Mau kemanakah malam larut seperti ini? Melepas suatu kegelisahan tidak lah cukup hanya dengan keluar mencari udara segar. Butuh tempat untuk mencurahkan semua resah gelisah. “Aku butuh teman.” Malam-malam begini, dimana akan kau dapatkan teman? Kebanyakan manusia-manusia itu telah lelah dan mengistirahatkan raga fananya. Dari kejauhan tampak sebuah warung kopi. “Mungkin aku bisa menemukan teman disana.” Bergulat dengan udara malam, memang bukan suatu hal yang biasa. Ternyata warung itu pun tak cukup ramai. Tampak 2 orang duduk agak berjauhan. Rupanya mereka tak saling kenal. Dipesannya segelas teh hangat tuk hangatkan perut.

Dipandangnya seorang penikmat malam, dengan asap mengepul dan secangkir kopi menemani. Seorang lagi asyik dengan pertandingan bola yang sedang berlangsung. “Akan kucoba dengan penikmat malam ini,” batin seorang anak manusia yang dilanda gundah gulana.

“Mas, sering kesini ya?”

“Nggak juga, lagi pengen ngopi aja.”

“Masih kuliah mas?”

“Lumayan, semester 9, kau?”

“Saya baru masuk tahun ini mas, mahasiswa baru.”

“Owh, baru mahasiswa, jarang ada anak baru mahasiswa keluar malam. Biasanya energi mereka telah habis untuk kuliah dan tugas.”

“Benar mas, tugas kuliah dan tugas dari senior.”

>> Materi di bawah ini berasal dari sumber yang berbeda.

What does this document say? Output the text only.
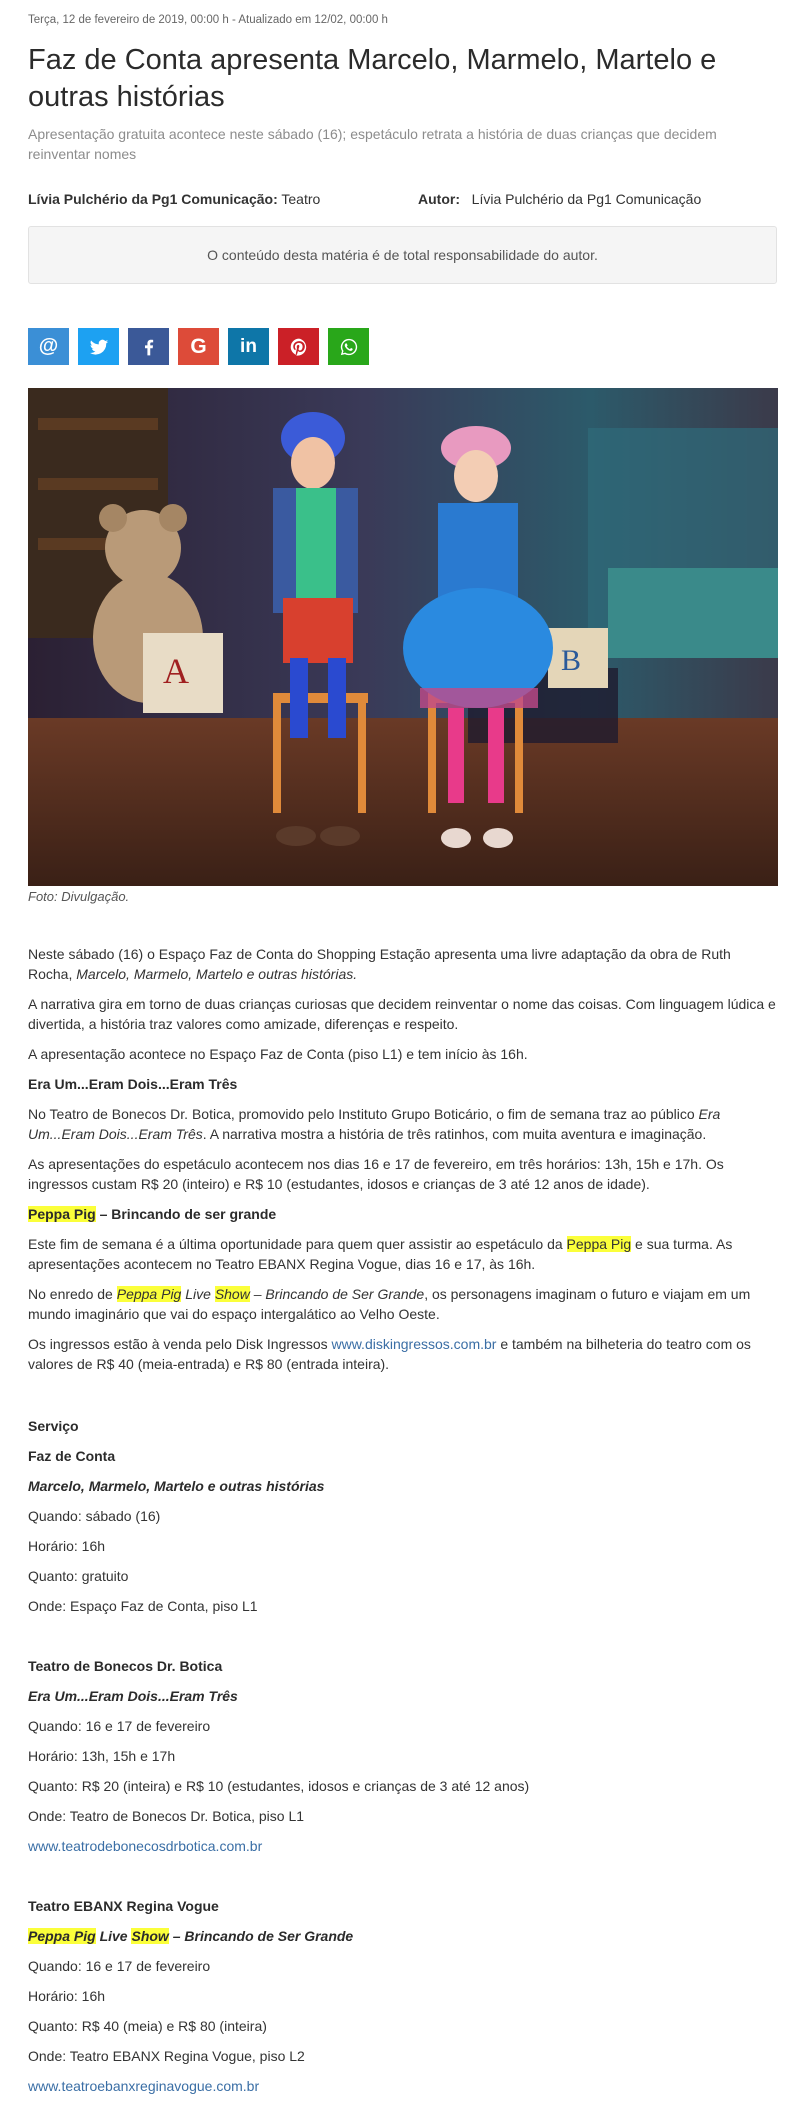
Terça, 12 de fevereiro de 2019, 00:00 h - Atualizado em 12/02, 00:00 h
Faz de Conta apresenta Marcelo, Marmelo, Martelo e outras histórias
Apresentação gratuita acontece neste sábado (16); espetáculo retrata a história de duas crianças que decidem reinventar nomes
Lívia Pulchério da Pg1 Comunicação: Teatro	Autor: Lívia Pulchério da Pg1 Comunicação
O conteúdo desta matéria é de total responsabilidade do autor.
@	G in
A	B
Foto: Divulgação.

Neste sábado (16) o Espaço Faz de Conta do Shopping Estação apresenta uma livre adaptação da obra de Ruth Rocha, Marcelo, Marmelo, Martelo e outras histórias.

A narrativa gira em torno de duas crianças curiosas que decidem reinventar o nome das coisas. Com linguagem lúdica e divertida, a história traz valores como amizade, diferenças e respeito.

A apresentação acontece no Espaço Faz de Conta (piso L1) e tem início às 16h.

Era Um...Eram Dois...Eram Três

No Teatro de Bonecos Dr. Botica, promovido pelo Instituto Grupo Boticário, o fim de semana traz ao público Era Um...Eram Dois...Eram Três. A narrativa mostra a história de três ratinhos, com muita aventura e imaginação.

As apresentações do espetáculo acontecem nos dias 16 e 17 de fevereiro, em três horários: 13h, 15h e 17h. Os ingressos custam R$ 20 (inteiro) e R$ 10 (estudantes, idosos e crianças de 3 até 12 anos de idade).

Peppa Pig – Brincando de ser grande

Este fim de semana é a última oportunidade para quem quer assistir ao espetáculo da Peppa Pig e sua turma. As apresentações acontecem no Teatro EBANX Regina Vogue, dias 16 e 17, às 16h.

No enredo de Peppa Pig Live Show – Brincando de Ser Grande, os personagens imaginam o futuro e viajam em um mundo imaginário que vai do espaço intergalático ao Velho Oeste.

Os ingressos estão à venda pelo Disk Ingressos www.diskingressos.com.br e também na bilheteria do teatro com os valores de R$ 40 (meia-entrada) e R$ 80 (entrada inteira).

Serviço
Faz de Conta
Marcelo, Marmelo, Martelo e outras histórias
Quando: sábado (16)
Horário: 16h
Quanto: gratuito
Onde: Espaço Faz de Conta, piso L1
Teatro de Bonecos Dr. Botica
Era Um...Eram Dois...Eram Três
Quando: 16 e 17 de fevereiro
Horário: 13h, 15h e 17h
Quanto: R$ 20 (inteira) e R$ 10 (estudantes, idosos e crianças de 3 até 12 anos)
Onde: Teatro de Bonecos Dr. Botica, piso L1
www.teatrodebonecosdrbotica.com.br
Teatro EBANX Regina Vogue
Peppa Pig Live Show – Brincando de Ser Grande
Quando: 16 e 17 de fevereiro
Horário: 16h
Quanto: R$ 40 (meia) e R$ 80 (inteira)
Onde: Teatro EBANX Regina Vogue, piso L2
www.teatroebanxreginavogue.com.br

Penikmat malam itu hanya tersenyum, senyum satir. Mungkin teringat saat dia baru mahasiswa. Seperti tertarik pusaran kenangan yang memikat.

“Lantas kau sendiri?”

“Aku tak mau mengikuti apa kata senior mas. Mereka pikir mereka siapa, bertindak sewenang-wenang bak penguasa. Hanya lelah yang aku dan teman-temanku dapatkan.”

“Mahaciwa, kalian ini mahaciwa.”

“Maksud mas seperti apa?”

“Manja. Apa kalian pikir hidup ini hanya ongkang-ongkang kaki? Hidup ini penderitaan dan perjuangan.”

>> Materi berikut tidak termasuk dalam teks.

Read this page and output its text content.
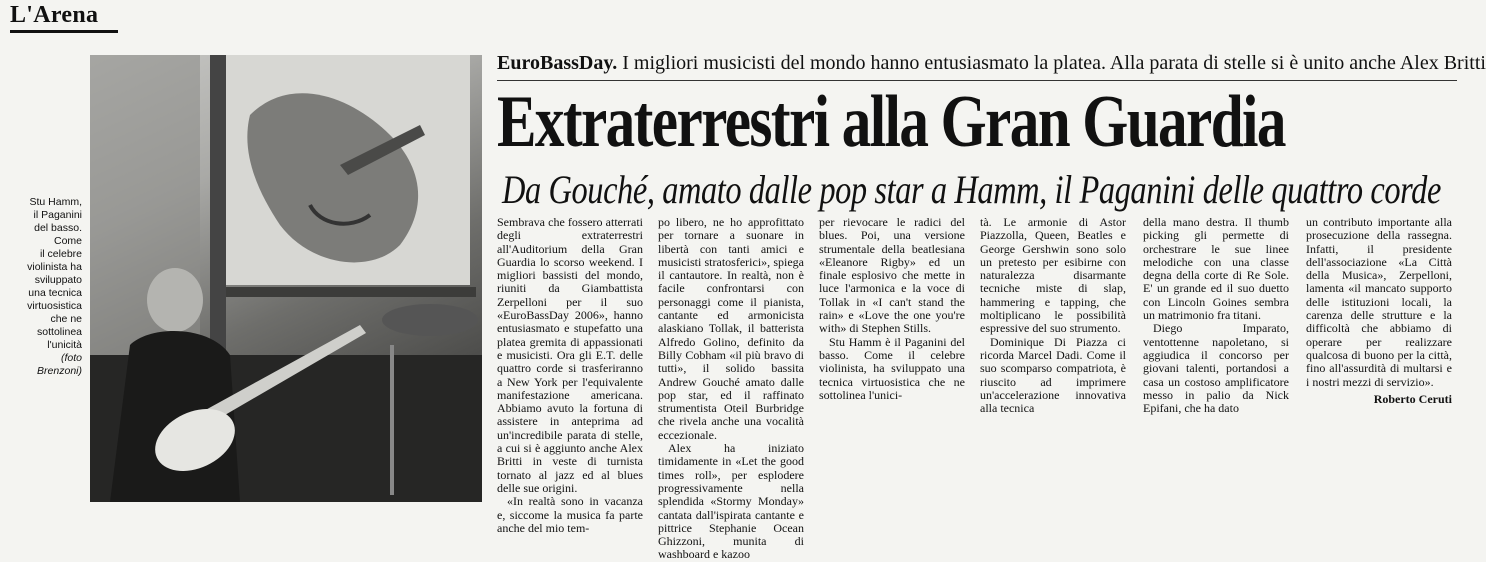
L'Arena
Stu Hamm,
il Paganini
del basso.
Come
il celebre
violinista ha
sviluppato
una tecnica
virtuosistica
che ne
sottolinea
l'unicità
(foto
Brenzoni)
EuroBassDay. I migliori musicisti del mondo hanno entusiasmato la platea. Alla parata di stelle si è unito anche Alex Britti
Extraterrestri alla Gran Guardia
Da Gouché, amato dalle pop star a Hamm, il Paganini delle quattro corde

Sembrava che fossero atterrati degli extraterrestri all'Auditorium della Gran Guardia lo scorso weekend. I migliori bassisti del mondo, riuniti da Giambattista Zerpelloni per il suo «EuroBassDay 2006», hanno entusiasmato e stupefatto una platea gremita di appassionati e musicisti. Ora gli E.T. delle quattro corde si trasferiranno a New York per l'equivalente manifestazione americana. Abbiamo avuto la fortuna di assistere in anteprima ad un'incredibile parata di stelle, a cui si è aggiunto anche Alex Britti in veste di turnista tornato al jazz ed al blues delle sue origini.

«In realtà sono in vacanza e, siccome la musica fa parte anche del mio tem-

po libero, ne ho approfittato per tornare a suonare in libertà con tanti amici e musicisti stratosferici», spiega il cantautore. In realtà, non è facile confrontarsi con personaggi come il pianista, cantante ed armonicista alaskiano Tollak, il batterista Alfredo Golino, definito da Billy Cobham «il più bravo di tutti», il solido bassita Andrew Gouché amato dalle pop star, ed il raffinato strumentista Oteil Burbridge che rivela anche una vocalità eccezionale.

Alex ha iniziato timidamente in «Let the good times roll», per esplodere progressivamente nella splendida «Stormy Monday» cantata dall'ispirata cantante e pittrice Stephanie Ocean Ghizzoni, munita di washboard e kazoo

per rievocare le radici del blues. Poi, una versione strumentale della beatlesiana «Eleanore Rigby» ed un finale esplosivo che mette in luce l'armonica e la voce di Tollak in «I can't stand the rain» e «Love the one you're with» di Stephen Stills.

Stu Hamm è il Paganini del basso. Come il celebre violinista, ha sviluppato una tecnica virtuosistica che ne sottolinea l'unici-

tà. Le armonie di Astor Piazzolla, Queen, Beatles e George Gershwin sono solo un pretesto per esibirne con naturalezza disarmante tecniche miste di slap, hammering e tapping, che moltiplicano le possibilità espressive del suo strumento.

Dominique Di Piazza ci ricorda Marcel Dadi. Come il suo scomparso compatriota, è riuscito ad imprimere un'accelerazione innovativa alla tecnica

della mano destra. Il thumb picking gli permette di orchestrare le sue linee melodiche con una classe degna della corte di Re Sole. E' un grande ed il suo duetto con Lincoln Goines sembra un matrimonio fra titani.

Diego Imparato, ventottenne napoletano, si aggiudica il concorso per giovani talenti, portandosi a casa un costoso amplificatore messo in palio da Nick Epifani, che ha dato

un contributo importante alla prosecuzione della rassegna. Infatti, il presidente dell'associazione «La Città della Musica», Zerpelloni, lamenta «il mancato supporto delle istituzioni locali, la carenza delle strutture e la difficoltà che abbiamo di operare per realizzare qualcosa di buono per la città, fino all'assurdità di multarsi e i nostri mezzi di servizio».

Roberto Ceruti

“Aku tidak percaya itu mas, hidup ini mencari apa yang disebut kebahagiaan.”

“Memanjakan badan dan pikiran bukanlah kebahagiaan. Itu pengingkaran. Akan ada masa dimana badan dan pikiran kita beristirahat. Mati. Tidak di hidup ini.”

“Tapi setiap manusia mempunyai batas mas. Tidak adil saat kita memforsir badan dan pikiran ini.”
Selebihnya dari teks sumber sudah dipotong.